Postal Workers in New Hampshire Protest Service Cuts

U.S. Postal Service plans to close 82 mail processing and distribution centers

Protesters in Manchester, New Hampshire, held what they're calling a candlelight vigil and funeral procession…for the U.S. Postal Service.

The USPS is not dead, but these postal workers, retirees and supporters say cuts planned for January 2015 are going to kill the service.

Nashua postal worker Deb Smith said, "I don't think the public realizes the steps that the postmaster general is taking to downsize the postal service and privatize it."

USPS plans to close 82 mail processing and distribution centers nationwide and first class mail will take a day longer to be delivered.

Postal worker Jim Breen said, "What they're calling network consolidation isn't going to work, it's going to destroy the service, it's going to reduce our service standards, and it's going to cost good paying jobs."

USPS has said the restructuring plan is projected to save about $2.1 billion and make the service more viable.
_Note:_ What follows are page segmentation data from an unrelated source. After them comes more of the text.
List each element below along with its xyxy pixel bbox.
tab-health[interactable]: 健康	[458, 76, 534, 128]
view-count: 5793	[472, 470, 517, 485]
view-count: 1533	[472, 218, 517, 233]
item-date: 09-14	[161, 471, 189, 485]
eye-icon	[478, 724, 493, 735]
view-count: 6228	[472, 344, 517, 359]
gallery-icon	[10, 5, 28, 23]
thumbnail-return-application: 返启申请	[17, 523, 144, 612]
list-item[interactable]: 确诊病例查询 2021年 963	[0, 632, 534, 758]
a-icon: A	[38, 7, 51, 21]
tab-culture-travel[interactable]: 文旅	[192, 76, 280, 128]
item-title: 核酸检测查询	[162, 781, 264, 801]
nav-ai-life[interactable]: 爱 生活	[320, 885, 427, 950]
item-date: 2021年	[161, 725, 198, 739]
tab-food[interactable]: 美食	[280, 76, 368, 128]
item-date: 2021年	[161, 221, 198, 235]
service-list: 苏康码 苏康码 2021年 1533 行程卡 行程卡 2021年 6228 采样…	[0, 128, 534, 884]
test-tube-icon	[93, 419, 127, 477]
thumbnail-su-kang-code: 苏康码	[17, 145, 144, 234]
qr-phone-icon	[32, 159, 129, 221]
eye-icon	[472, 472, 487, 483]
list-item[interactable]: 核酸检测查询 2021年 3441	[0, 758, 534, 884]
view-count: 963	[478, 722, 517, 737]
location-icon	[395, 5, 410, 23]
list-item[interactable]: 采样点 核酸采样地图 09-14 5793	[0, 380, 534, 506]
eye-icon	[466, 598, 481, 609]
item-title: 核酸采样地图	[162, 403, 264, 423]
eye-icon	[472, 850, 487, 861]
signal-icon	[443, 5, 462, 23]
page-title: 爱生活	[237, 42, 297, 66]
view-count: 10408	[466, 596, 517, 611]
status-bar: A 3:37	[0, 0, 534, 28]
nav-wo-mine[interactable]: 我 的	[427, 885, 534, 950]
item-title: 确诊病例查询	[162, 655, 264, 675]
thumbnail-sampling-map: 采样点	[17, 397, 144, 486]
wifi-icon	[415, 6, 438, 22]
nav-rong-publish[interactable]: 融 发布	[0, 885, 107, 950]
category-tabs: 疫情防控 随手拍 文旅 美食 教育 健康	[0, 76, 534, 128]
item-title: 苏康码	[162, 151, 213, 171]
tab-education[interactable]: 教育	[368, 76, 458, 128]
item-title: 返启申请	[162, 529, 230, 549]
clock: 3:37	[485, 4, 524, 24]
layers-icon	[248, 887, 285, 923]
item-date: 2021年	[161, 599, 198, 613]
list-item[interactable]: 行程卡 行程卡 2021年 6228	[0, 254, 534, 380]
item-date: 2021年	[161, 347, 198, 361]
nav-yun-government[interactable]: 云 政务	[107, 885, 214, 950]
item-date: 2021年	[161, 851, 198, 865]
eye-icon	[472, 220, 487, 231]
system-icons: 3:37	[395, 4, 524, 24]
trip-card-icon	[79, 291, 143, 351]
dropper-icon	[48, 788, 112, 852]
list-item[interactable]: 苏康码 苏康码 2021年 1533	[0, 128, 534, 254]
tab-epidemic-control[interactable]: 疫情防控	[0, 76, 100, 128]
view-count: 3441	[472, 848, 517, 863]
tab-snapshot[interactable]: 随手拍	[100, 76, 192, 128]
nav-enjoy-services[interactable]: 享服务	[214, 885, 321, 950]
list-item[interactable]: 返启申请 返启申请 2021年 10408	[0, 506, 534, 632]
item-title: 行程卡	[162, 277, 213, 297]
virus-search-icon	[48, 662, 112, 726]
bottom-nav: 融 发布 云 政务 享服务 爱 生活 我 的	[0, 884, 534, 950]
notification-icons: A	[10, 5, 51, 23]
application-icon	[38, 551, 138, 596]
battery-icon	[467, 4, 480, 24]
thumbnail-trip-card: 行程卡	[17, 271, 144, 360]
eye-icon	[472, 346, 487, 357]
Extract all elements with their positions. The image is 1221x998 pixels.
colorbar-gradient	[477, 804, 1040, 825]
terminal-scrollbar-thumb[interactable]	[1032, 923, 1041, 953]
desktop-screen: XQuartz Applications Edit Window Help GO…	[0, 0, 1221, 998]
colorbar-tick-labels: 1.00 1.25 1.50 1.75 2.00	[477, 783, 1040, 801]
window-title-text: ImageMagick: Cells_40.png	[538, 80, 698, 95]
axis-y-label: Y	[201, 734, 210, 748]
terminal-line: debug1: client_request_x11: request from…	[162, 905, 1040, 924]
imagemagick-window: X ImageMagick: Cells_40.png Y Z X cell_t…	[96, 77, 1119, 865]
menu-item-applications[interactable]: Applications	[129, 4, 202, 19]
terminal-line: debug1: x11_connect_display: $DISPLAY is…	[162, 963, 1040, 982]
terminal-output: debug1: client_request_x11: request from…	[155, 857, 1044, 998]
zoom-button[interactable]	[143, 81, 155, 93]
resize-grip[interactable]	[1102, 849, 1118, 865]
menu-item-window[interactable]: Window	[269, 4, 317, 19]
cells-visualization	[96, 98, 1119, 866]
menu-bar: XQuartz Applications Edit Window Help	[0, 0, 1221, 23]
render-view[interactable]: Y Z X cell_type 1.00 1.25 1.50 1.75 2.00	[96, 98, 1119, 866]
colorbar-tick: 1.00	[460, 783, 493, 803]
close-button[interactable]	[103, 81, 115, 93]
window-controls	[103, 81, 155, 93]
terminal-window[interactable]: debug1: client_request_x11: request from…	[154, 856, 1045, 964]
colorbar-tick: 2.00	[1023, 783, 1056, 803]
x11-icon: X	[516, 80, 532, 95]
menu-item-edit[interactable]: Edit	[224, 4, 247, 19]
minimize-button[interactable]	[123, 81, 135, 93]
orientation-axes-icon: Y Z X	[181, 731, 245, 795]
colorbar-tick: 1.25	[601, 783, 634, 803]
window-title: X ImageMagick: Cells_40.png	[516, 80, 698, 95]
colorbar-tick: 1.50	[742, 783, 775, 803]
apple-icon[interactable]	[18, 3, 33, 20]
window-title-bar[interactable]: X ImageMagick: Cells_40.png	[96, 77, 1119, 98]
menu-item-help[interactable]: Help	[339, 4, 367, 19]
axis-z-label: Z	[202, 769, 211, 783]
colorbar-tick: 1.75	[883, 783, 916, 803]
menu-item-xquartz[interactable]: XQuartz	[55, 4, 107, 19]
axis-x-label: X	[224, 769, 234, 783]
Protestors say the cuts are unnecessarily sacrificing service to satisfy a Congressional mandate to pre-fund healthcare.

Janice Kelble, a retired postal worker who's now the legislative director for the New Hampshire Postal Workers Union said, "In 2006, Congress passed a law that makes us pre-fund future retiree health benefits 75 years out, something nobody else in the world has to do, and that costs us $5.5 billion a year so if they would take the noose away from our neck we'd be doing fine."